‘Hırsızlık, gasp, aldatarak, yalan söyleyerek mal satmak, sahte para vermek, başkasının malına zarar vermek, yalancı şahitlik, rüşvet almak gibi.’

Bu haklar için sahibi ile helalleşmek gerekir. Dünyada helalleşmezse, ahirette sevapları ona verilerek helalleştirilecektir.

Şimdi durup dururken; ne alaka demeyin..

Şu alaka; eğer Futbol Federasyonu, Ümraniyespor maçında ki müessif olayla ilgili olarak Balıkesirspor Baltok’a ağır bir ceza verirse bu resmen ‘kul hakkına’girer.

Kendini bilmez ve arka planında ne olduğu anca ‘adli soruşturma’ ile aydınlatıyacak bir olayın Balıkesirspor Baltok’a ve onun şerefli taraftarına fatura edilmesi kul hakkına girer..!
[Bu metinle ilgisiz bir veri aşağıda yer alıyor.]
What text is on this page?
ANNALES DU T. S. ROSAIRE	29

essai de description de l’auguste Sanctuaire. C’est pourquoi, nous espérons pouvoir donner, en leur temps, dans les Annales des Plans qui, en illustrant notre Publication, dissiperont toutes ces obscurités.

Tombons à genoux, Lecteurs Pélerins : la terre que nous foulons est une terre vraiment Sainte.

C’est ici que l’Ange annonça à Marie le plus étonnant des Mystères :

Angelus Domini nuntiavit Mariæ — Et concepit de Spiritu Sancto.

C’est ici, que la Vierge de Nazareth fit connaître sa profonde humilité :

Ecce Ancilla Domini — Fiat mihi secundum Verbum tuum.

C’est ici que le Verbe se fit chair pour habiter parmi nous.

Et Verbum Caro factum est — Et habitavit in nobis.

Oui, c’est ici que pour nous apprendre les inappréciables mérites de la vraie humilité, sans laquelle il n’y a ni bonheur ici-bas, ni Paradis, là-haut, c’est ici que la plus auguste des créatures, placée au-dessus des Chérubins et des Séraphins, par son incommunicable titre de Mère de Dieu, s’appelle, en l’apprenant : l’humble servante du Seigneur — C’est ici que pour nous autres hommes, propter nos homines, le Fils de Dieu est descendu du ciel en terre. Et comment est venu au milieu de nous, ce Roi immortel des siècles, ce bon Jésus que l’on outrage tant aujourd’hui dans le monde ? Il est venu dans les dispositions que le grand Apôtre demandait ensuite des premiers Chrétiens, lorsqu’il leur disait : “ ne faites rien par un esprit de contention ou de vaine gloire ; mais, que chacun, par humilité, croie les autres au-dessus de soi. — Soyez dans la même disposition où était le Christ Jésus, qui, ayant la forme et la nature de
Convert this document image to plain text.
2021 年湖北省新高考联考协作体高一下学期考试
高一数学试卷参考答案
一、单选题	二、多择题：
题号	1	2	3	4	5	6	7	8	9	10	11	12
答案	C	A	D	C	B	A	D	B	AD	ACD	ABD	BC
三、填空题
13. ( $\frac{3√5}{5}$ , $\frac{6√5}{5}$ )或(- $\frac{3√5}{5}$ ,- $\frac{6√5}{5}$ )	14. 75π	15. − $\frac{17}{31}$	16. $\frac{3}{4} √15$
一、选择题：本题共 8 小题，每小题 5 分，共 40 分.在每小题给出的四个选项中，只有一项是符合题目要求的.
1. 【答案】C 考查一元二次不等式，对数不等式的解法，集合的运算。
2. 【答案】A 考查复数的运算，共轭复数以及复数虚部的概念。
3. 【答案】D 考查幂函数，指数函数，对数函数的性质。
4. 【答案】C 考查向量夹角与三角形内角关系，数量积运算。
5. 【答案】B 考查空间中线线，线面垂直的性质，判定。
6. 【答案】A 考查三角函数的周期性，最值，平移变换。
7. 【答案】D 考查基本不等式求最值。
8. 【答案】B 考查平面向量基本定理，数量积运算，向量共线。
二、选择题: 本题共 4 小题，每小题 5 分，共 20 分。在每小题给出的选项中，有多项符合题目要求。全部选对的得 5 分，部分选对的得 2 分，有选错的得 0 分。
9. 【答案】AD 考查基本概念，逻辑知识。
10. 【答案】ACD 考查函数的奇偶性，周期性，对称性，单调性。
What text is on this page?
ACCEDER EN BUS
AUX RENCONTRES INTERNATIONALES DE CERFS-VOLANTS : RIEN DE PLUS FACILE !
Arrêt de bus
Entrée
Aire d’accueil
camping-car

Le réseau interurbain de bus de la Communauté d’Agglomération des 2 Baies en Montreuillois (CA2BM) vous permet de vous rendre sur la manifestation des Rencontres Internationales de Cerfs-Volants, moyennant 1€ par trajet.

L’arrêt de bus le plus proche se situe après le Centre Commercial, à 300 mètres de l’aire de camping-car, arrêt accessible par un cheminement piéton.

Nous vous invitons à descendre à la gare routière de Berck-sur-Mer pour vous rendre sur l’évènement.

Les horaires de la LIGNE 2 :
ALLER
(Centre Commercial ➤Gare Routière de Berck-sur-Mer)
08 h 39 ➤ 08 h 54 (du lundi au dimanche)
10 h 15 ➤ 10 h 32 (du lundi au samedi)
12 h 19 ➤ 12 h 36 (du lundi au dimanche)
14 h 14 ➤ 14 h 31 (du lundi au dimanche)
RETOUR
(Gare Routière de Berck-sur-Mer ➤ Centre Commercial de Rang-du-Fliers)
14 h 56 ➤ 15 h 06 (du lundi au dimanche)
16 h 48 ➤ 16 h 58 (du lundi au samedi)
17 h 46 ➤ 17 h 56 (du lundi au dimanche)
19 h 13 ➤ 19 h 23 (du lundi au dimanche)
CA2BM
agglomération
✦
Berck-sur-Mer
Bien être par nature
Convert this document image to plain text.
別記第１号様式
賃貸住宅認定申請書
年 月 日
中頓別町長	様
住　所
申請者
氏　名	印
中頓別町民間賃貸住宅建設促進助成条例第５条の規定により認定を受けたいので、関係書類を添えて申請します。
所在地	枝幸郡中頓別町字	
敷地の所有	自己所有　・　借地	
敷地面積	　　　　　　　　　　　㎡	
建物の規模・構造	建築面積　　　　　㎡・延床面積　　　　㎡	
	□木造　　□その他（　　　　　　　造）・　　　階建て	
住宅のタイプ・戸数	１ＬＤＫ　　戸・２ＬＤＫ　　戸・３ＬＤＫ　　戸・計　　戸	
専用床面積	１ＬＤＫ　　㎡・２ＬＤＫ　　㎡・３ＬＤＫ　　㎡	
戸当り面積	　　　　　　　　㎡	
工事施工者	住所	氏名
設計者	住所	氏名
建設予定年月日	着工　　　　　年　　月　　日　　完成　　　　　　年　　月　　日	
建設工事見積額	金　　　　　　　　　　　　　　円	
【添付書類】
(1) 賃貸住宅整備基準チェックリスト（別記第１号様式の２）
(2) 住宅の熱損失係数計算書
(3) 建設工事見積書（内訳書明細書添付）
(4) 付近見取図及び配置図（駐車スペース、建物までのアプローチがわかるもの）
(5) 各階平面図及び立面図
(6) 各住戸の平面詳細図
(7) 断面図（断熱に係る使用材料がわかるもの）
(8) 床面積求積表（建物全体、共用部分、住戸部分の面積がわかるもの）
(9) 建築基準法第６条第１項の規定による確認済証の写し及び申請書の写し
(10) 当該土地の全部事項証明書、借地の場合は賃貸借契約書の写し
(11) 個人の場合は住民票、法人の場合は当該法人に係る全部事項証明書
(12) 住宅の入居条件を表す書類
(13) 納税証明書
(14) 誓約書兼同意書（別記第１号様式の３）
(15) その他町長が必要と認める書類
Eğer Federasyon ters bir karar verirse bizde hakkımızı helal etmeyiz. Gerisini bu kararı alanlar düşünür..

DERSİMİZ LİYAKAT

Balıkesirspor Baltok’un başına gelenler aslında üzerine anlı şanlı Türk Ordusunun üniformasın ıüzerine geçiren FETÖ’cü teröristler ile benzerlik gösteriyor.

Birisi askerimizin üniformasını üzerine geçirip millete ateş açıyor, bir diğeri ise Balkes formasını üzerine geçirip hakeme kafa atıyor..

Tabiki bu olay sonrası şapkayı önümüze koyup düşünmemiz gerekir.

Başkan Mustafa Bahçeci’nin bu işe değil elini tüm vücudunu koyduğunu çok iyi biliyoruz. Kendisinin Balıkesirspor Baltok’un bugünü değil geleceği ile ilgili de çok önemli adımlar attığını izliyoruz. Ama Bahçeci ve yönetim içindeki üç-beş kişi dışında ki isimler maalesef bu işin havasında..!

Yönetim kurulu oluşumunda her üyeye belli bir görev veriliyor. Örneğin taraftardan sorumlu yönetim kurulu üyeliği gibi. Bu olayda ‘taraftardan sorumlu yönetim kurulu üyesi’genç arkadaş ne yazık ki ne taraftarı tanıyor nede onların üzerinde etkisi olabilecek bir yapıya sahip.Kendisi maçlarda ceket kravat protokol karşılıyor, maç seyredip cep telefonuyla oynuyor, çekirdek çitletiyor!..

Netice de ‘işi ehline vermezsen olacağı bu’.. İşi ehline vermeyi ‘liyakat’ olarak adlandırıyoruz. Bilmem anlatabiliyormuyum..?!